Résumé de l’éditeur : 1928. Finnele, 22 ans, débarque à Paris pour occuper un poste de femme de chambre. Les domestiques alsaciennes y sont réputées pour être « propres, actives et honnêtes ». La jeune femme apprécie la vie trépidante et moderne de la capitale. C’est décidé, elle veut désormais s’offrir des habits élégants, se marier avec un « Monsieur », installer son ménage en ville. Mais comme souvent avec les grands projets, rien ne se passe comme prévu…

 

Presque

Pour son premier roman graphique, Cathy Karsenty met en scène tous les Presque, tous les rendez-vous manqués, toutes les décisions (petites ou grandes) prises dans sa vie. Un bel album aux éditions du Seuil.

J’ai presque rencontré mon père…
Je suis presque sortie avec Jean-Paul D…
J’ai presque fait du cinéma…
J’ai presque fait une psychanalyse…
Et J’ai presque fait plein d’autres choses…

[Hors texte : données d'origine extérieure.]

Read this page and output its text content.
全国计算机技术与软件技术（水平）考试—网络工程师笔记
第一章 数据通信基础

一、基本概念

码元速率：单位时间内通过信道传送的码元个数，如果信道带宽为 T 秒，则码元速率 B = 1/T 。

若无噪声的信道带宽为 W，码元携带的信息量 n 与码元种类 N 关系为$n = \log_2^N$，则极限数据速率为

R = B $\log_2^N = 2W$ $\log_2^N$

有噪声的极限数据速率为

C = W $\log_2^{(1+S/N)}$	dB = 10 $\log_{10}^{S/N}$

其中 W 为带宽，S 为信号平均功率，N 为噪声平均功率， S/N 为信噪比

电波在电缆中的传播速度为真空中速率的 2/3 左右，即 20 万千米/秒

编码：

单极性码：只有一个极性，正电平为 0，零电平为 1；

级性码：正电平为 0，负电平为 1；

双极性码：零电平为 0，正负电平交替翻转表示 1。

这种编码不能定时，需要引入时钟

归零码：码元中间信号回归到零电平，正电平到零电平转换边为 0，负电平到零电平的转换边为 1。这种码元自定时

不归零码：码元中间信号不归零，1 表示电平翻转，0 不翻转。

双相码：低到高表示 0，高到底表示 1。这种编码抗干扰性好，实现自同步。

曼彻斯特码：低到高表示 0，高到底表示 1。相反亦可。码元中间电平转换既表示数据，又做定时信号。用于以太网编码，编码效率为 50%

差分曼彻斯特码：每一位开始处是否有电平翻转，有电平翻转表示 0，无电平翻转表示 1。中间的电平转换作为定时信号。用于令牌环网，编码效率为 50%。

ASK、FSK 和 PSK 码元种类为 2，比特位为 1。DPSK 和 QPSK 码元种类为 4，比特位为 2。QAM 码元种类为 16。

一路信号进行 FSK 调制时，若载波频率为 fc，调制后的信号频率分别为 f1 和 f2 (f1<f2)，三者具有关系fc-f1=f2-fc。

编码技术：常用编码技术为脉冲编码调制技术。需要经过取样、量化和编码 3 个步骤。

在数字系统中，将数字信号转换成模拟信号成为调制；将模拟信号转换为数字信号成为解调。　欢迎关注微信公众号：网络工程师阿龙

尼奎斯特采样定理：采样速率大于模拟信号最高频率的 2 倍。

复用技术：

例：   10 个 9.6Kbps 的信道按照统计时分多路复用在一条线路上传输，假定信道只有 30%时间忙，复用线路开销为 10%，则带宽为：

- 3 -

L’abum ce sont toutes ces petites ou grandes choses que nous avons tous presque faites. Ces choses qui peut-être auraient pu changer notre vie ou pas d’ailleurs. Ces moments de doutes d’incertitudes, ces stratagèmes foireux, ces tournants de notre vie. Quand on regarde derrière nous, on a tous des « presque » qui sont là.

Cette lecture fait du bien, elle fait sourire même, on peut s’y reconnaître ou pas d’ailleurs. Mais finalement ces « Presque » sont aussi ce qui fait qu’on est nous-mêmes. Ces chemins que l’on n’a pas pris sont aussi ceux qui font qu’on est ce que l’on est pas une autre personne. J’ai vraiment passé un bon moment avec cette lecture qui se lit facilement et agréablement dans un format qui est totalement adapté à ces petites histoires.

  • Presque
  • Autrice : Cathy Karsenty
  • Éditeur : Seuil
  • Prix : 17 €
  • Parution : 1er avril 2021
  • ISBN : 9782021463415

Résumé de l’éditeur : Tous les rendez-vous manqués, tous les chemins que l’on n’a pas pris, tous ces « presque » sont des valises que l’on transporte toujours avec soi… Cathy Karsenty est une illustratrice confirmée. Elle est l’auteure de plusieurs livres adultes ou jeunesse ; Presque est son premier roman graphique.